Why don’t we take the end of this decade, if we’re going to use a deadline for something, to evaluate the previous decade with appropriate hindsight?
Andrew Unterberger on “Crank Dat Soulja Boy” (via screwrocknroll)
And yet by dint of being released after c. 2005/6 there is no way that the true weirdness of this (or many other) songs will register in quite the same way as it might’ve in days past. But maybe not — I imagine we’re in some zone like the early 60s, where you’d get some really strange songs that were really popular. I mean, just look through the tracklist of some of the (excellent) Hard to Find 45s CDs:
Joe Dowell - Wooden Heart
Richard Chamberlain - Theme from Dr. Kildare
Dickey Lee - Patches
Singing Nun - Dominique
The Murmaids - Popsicles and Icicles [here’s an example of a slightly weird take on what’s essentially a genre song, which is true of a lot of comparably odd singles in the 00s]
This is just from one of the albums, 61-64, and all of these songs did at least moderately well on the charts.

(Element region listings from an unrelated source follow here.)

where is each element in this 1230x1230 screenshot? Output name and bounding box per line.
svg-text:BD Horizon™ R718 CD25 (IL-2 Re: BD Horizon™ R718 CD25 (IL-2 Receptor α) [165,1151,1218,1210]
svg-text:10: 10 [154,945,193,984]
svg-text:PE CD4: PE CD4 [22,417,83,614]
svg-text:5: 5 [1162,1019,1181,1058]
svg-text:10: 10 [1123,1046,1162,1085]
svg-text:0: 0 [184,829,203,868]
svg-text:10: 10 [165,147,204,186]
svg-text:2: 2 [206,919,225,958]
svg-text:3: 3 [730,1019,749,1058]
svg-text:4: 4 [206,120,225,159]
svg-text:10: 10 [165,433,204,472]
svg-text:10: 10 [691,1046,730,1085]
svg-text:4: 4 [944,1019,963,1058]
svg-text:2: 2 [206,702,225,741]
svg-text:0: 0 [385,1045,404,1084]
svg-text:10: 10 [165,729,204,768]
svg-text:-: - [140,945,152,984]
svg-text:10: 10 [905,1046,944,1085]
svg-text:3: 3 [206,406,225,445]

I played this CD at my parents’ house once and my step-mom knew just about every word to every song, too!
What’s interesting is that I see an analogy between the movie industry in the 60’s (lower sales ceiling leading to some left(er)-field successes, often through more word of mouth and subcultural currency than general mainstream success, though the former perhaps parlayed into the latter) and the music industry in the 00’s, but I wonder if c. 1959-1964 there’s a similar move in pop music, too.
I rode a lotta els
From the latest installment of “Me: The Decade” (The college years! 2003: Cooler Kids):
Me: The weirder aspect of [making a “child-appropriate mix”] was determining appropriateness of songs based on lyrical context that no one else might get — there’s a drug reference in “Combination Pizza Hut and Taco Bell” (I rolled a lotta L’s) and it’s pretty obviously about two stoners, but I didn’t think that my students would “get” it (and really that track was more for the teachers).

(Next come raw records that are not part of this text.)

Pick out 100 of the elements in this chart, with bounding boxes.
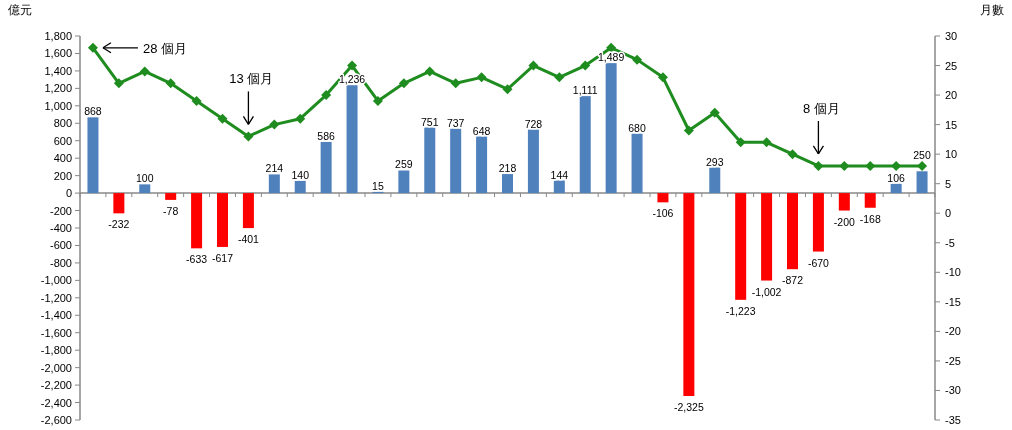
data-label: 259 — [395, 158, 413, 171]
data-label: 144 — [550, 168, 569, 181]
bar — [864, 193, 876, 208]
y2-tick-label: 25 — [945, 59, 958, 72]
point — [424, 66, 435, 77]
bar — [242, 193, 254, 229]
point — [217, 113, 228, 124]
bar — [502, 174, 513, 194]
bar — [657, 193, 669, 203]
point — [787, 149, 798, 160]
data-label: -2,325 — [673, 401, 704, 413]
point — [632, 54, 643, 65]
y2-tick-label: 20 — [945, 89, 958, 102]
data-label: 648 — [472, 124, 491, 137]
bar — [139, 184, 151, 194]
bar — [87, 117, 99, 194]
data-label: 1,489 — [598, 51, 625, 64]
y-tick-label: -600 — [49, 239, 72, 252]
y-tick-label: 400 — [53, 152, 72, 165]
y2-tick-label: 5 — [945, 177, 952, 190]
y2-tick-label: -20 — [945, 325, 961, 338]
data-label: 586 — [317, 129, 336, 142]
y2-tick-label: 10 — [945, 148, 958, 161]
y-tick-label: 1,800 — [44, 30, 72, 42]
bar — [838, 193, 850, 211]
data-label: 250 — [913, 148, 931, 161]
y-tick-label: 800 — [53, 117, 72, 130]
point — [372, 95, 383, 106]
data-label: -106 — [652, 207, 674, 220]
bar — [812, 193, 824, 252]
data-label: -401 — [237, 233, 260, 246]
bar — [916, 171, 928, 194]
annotation: 13 個月 — [229, 71, 274, 87]
data-label: 868 — [84, 105, 102, 118]
data-label: 140 — [291, 168, 310, 181]
point — [528, 60, 539, 71]
data-label: 106 — [887, 171, 906, 184]
point — [191, 95, 202, 106]
point — [761, 137, 772, 148]
data-label: -1,002 — [751, 285, 782, 298]
data-label: 218 — [498, 162, 517, 175]
y2-axis-title: 月數 — [980, 3, 1004, 17]
data-label: -200 — [833, 215, 855, 228]
point — [839, 160, 850, 171]
y-tick-label: 1,000 — [44, 99, 72, 112]
y-tick-label: 1,400 — [44, 64, 72, 77]
bar — [527, 129, 539, 194]
data-label: 293 — [706, 155, 724, 168]
point — [87, 42, 98, 53]
bar — [450, 128, 462, 194]
y-tick-label: 600 — [53, 134, 72, 147]
y-tick-label: 0 — [65, 187, 72, 200]
data-label: 15 — [372, 179, 384, 192]
y-tick-label: -800 — [49, 256, 72, 269]
y-tick-label: 200 — [53, 169, 72, 182]
data-label: -670 — [807, 256, 830, 269]
y-tick-label: -1,800 — [40, 344, 72, 357]
y2-tick-label: -10 — [945, 266, 961, 279]
data-label: 737 — [446, 116, 465, 129]
y-tick-label: 1,200 — [44, 82, 72, 95]
bar — [735, 193, 747, 300]
annotation: 28 個月 — [142, 40, 188, 56]
y2-tick-label: -5 — [945, 236, 955, 249]
point — [398, 78, 409, 89]
data-label: 728 — [524, 117, 543, 130]
bar — [320, 141, 332, 194]
point — [606, 42, 617, 53]
bar — [761, 193, 773, 281]
y2-tick-label: 0 — [945, 207, 952, 220]
y-tick-label: -1,200 — [40, 291, 72, 304]
point — [554, 72, 565, 83]
y-axis-title: 億元 — [8, 3, 32, 17]
data-label: 1,111 — [572, 84, 598, 97]
bar — [294, 180, 306, 194]
point — [113, 78, 124, 89]
data-label: -78 — [163, 204, 179, 217]
point — [139, 66, 150, 77]
bar — [683, 193, 695, 396]
y2-tick-label: 15 — [945, 118, 958, 131]
bar — [346, 85, 358, 194]
bar — [890, 183, 902, 194]
y-tick-label: -2,000 — [40, 361, 72, 374]
y2-tick-label: -15 — [945, 295, 961, 308]
point — [735, 137, 746, 148]
y2-tick-label: 30 — [945, 30, 958, 42]
bar — [268, 174, 280, 194]
data-label: -617 — [211, 251, 234, 264]
bar — [165, 193, 177, 200]
y-tick-label: -200 — [49, 204, 72, 217]
y-tick-label: -1,400 — [40, 309, 72, 322]
bar — [113, 193, 125, 214]
point — [580, 60, 591, 71]
annotation: 8 個月 — [802, 100, 840, 116]
point — [813, 160, 824, 171]
y-tick-label: -2,600 — [40, 414, 72, 426]
point — [683, 125, 694, 136]
data-label: 100 — [136, 172, 154, 185]
point — [917, 160, 928, 171]
y-tick-label: -2,200 — [40, 379, 72, 392]
point — [476, 72, 487, 83]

Girlboymusic: Consequence of spending the first seven years of my life in Queens with a father who is a train enthusiast: for the longest time I thought he was saying, “I rode a lotta els” (as in the elevated subway line that runs over Jamaica Avenue).
Frank: That’s what I thought he was saying, too.
Me: Well, that certainly makes it more acceptable. And a “teachable moment,” starring the MTA! (But I think they’re referring to smoking blunts.) Of course, if they’re coming from Brooklyn, they might be riding an L AND an el, which would indeed be a lotta L’s.